Myron and Win looked through the one-way glass at Clara Steinberg’s back and the faces of Stan and Edwin Gibbs. Kimberly Green stood with them. So did Eric Ford. Emily had gone to the hospital to sit vigil while Greg was in surgery. No one seemed to know if he’d make it.

“Why aren’t you listening in?” Myron asked.

“Can’t,” Ford replied. “Attorney-client.”

“How long they been at it?”

“On and off since we took him into custody.”

Myron checked the clock behind his head. Nearly three in the morning. Evidence collection teams had leveled the house, but still no clue where Jeremy was. Fatigue lined everyone’s face, except maybe Win’s. Fatigue never registered on his face. Win must internalize it. Or maybe it had something to do with having little to no conscience.

“We don’t have time for this,” Myron said.

“I know,” Eric Ford said. “It’s been a long night for all of us.”

“Do something.”

“Like what?” Ford snapped. “What exactly would you like me to do?”

Win picked up that one. “Perhaps you could speak to Ms. Steinberg in private.”

That hooked Ford’s attention. “What?”

“Take her into another room,” Win said, “and leave me alone with your suspect.”

Eric Ford looked at him. “You shouldn’t even be here. He”—a gesture toward Myron—“represents the Downing family, as much as I don’t like it. But you got no reason to be here.”

“Make a reason,” Win said.

Eric Ford waved his hand as if this wasn’t worth his time.

Win kept the voice at a low, soothing level. “You don’t have to be a part of it,” he said. “Simply talk to his attorney. Leave Gibbs alone in the room. That’s all. Nothing unethical about that.”

Ford shook his head. “You’re crazy.”

“We need answers,” Win said.

“And you want to beat them out of him.”

“Beating leaves marks,” Win said. “I never leave marks.”

“That’s not how it works, pal. Ever heard of the U.S. Constitution?”

“It’s a document,” Win said, “not a trump card. You have a choice. The obscure rights of that subhuman”—Win gestured through the glass—“or a young boy’s right to live.”

Ford leaned his forehead against the glass.

“If the boy dies while we’re standing here,” Win said, “how will you feel then?”

Ford shut his eyes.
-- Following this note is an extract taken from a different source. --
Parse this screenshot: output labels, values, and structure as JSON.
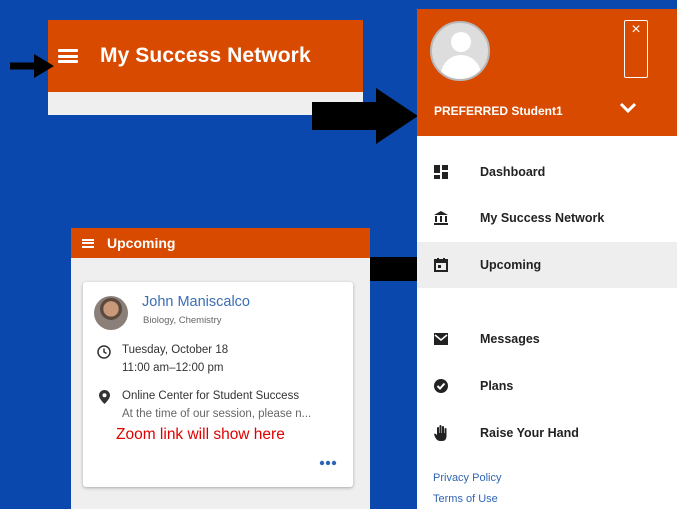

In the holding room, Clara Steinberg rose from her chair. She turned, and for the first time, Myron saw her face. He knew that she had represented bad people before—very, very bad people—but whatever horrors she was now hearing had washed away her skin tone and etched in something that would probably never leave. She approached the one-way mirror and knocked. Ford hit the sound switch.